Meeting the Challenge of Caring for Persons Living with Dementia and Their Care Partners and Caregivers: A Way Forward

February 2021


This report evaluates the evidence on interventions for people living with dementia, their care partners, and caregivers to help identify what interventions are ready for broad implementation.


People living with dementia require care and supports that reflect their preferences and their care is often co-managed by spouses, family members, friends, neighbors, and/or direct care workers. This report assesses the effectiveness of interventions for dementia care based on an Agency for Healthcare Research and Quality systematic review, as well as stakeholder input, including perspectives from persons living with dementia, their care partners, and caregivers. It covers a broad range of interventions designed to support people living with dementia, with a focus on person-centered and strengths-based approaches to care and living well with dementia.

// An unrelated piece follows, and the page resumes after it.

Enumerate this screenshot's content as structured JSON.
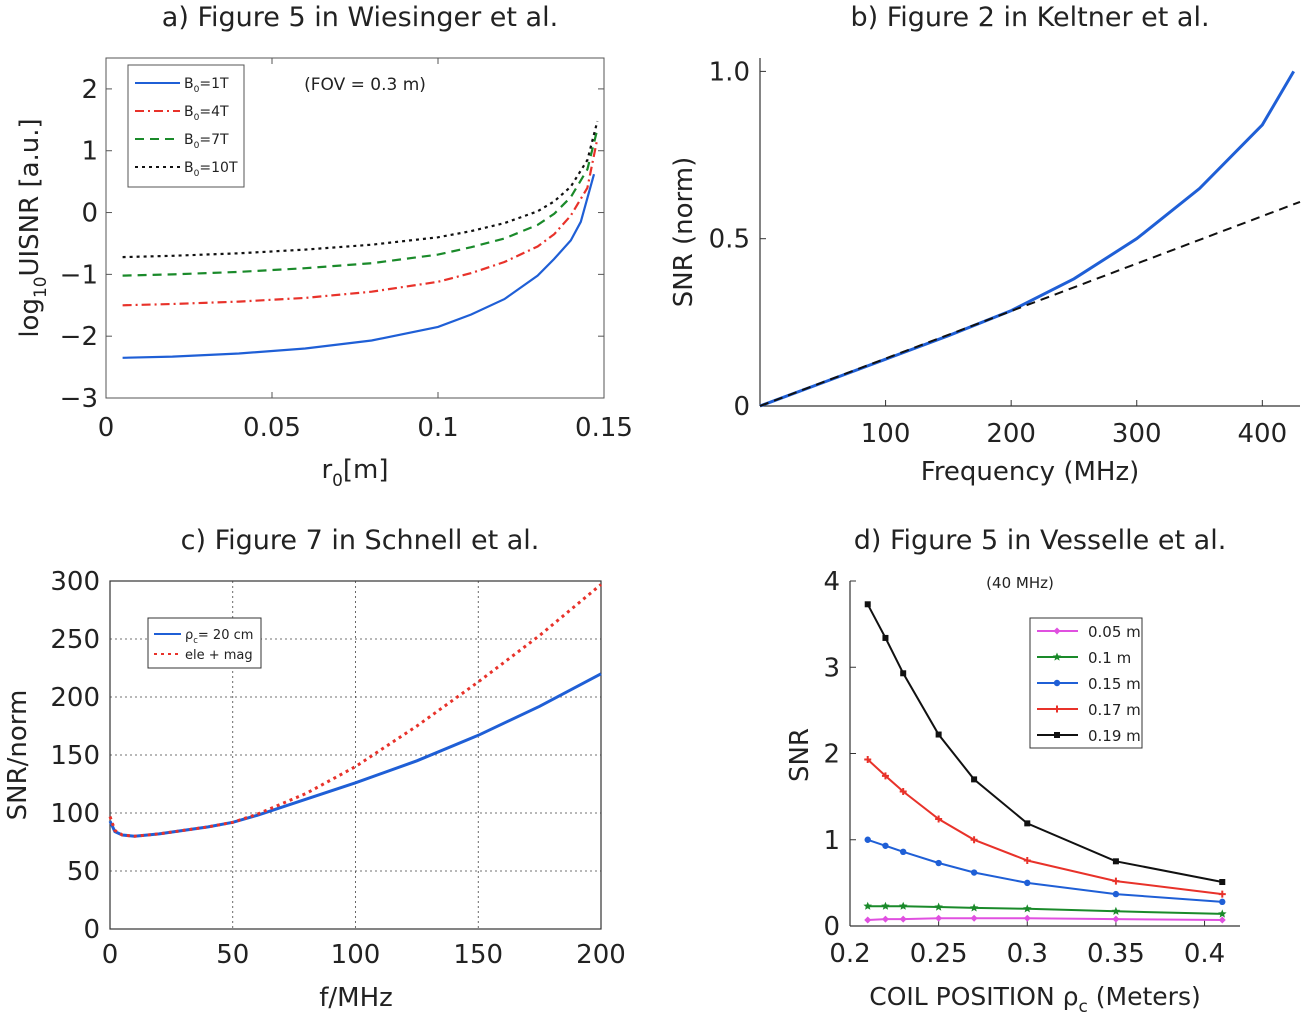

This report identified guiding principles and core components of care that can assist health care stakeholders in improving dementia care, services, and supports. There are two models of care highlighted in the report: collaborative care models and the Resources for Enhancing Alzheimer's Caregiver Health II intervention (REACH II). Collaborative care models, such as ACCESS, Dementia Care Management, Care Ecosystem, use interdisciplinary teams to integrate medical and psychosocial care approaches for people living with dementia. REACH II, which is a multicomponent intervention that supports family care partners/caregivers, has been implemented in a variety of settings. Based on the evidence, this report recommends implementing and evaluating collaborative care models and REACH II in real-world settings under appropriate conditions for monitoring, quality improvement, and information sharing.


Health care can apply the guiding principles of care to improve care for people with dementia and supports for their care partners and caregivers. There is established evidence on two models (collaborative care models and REACH II) and research should continue to assess other potentially promising interventions.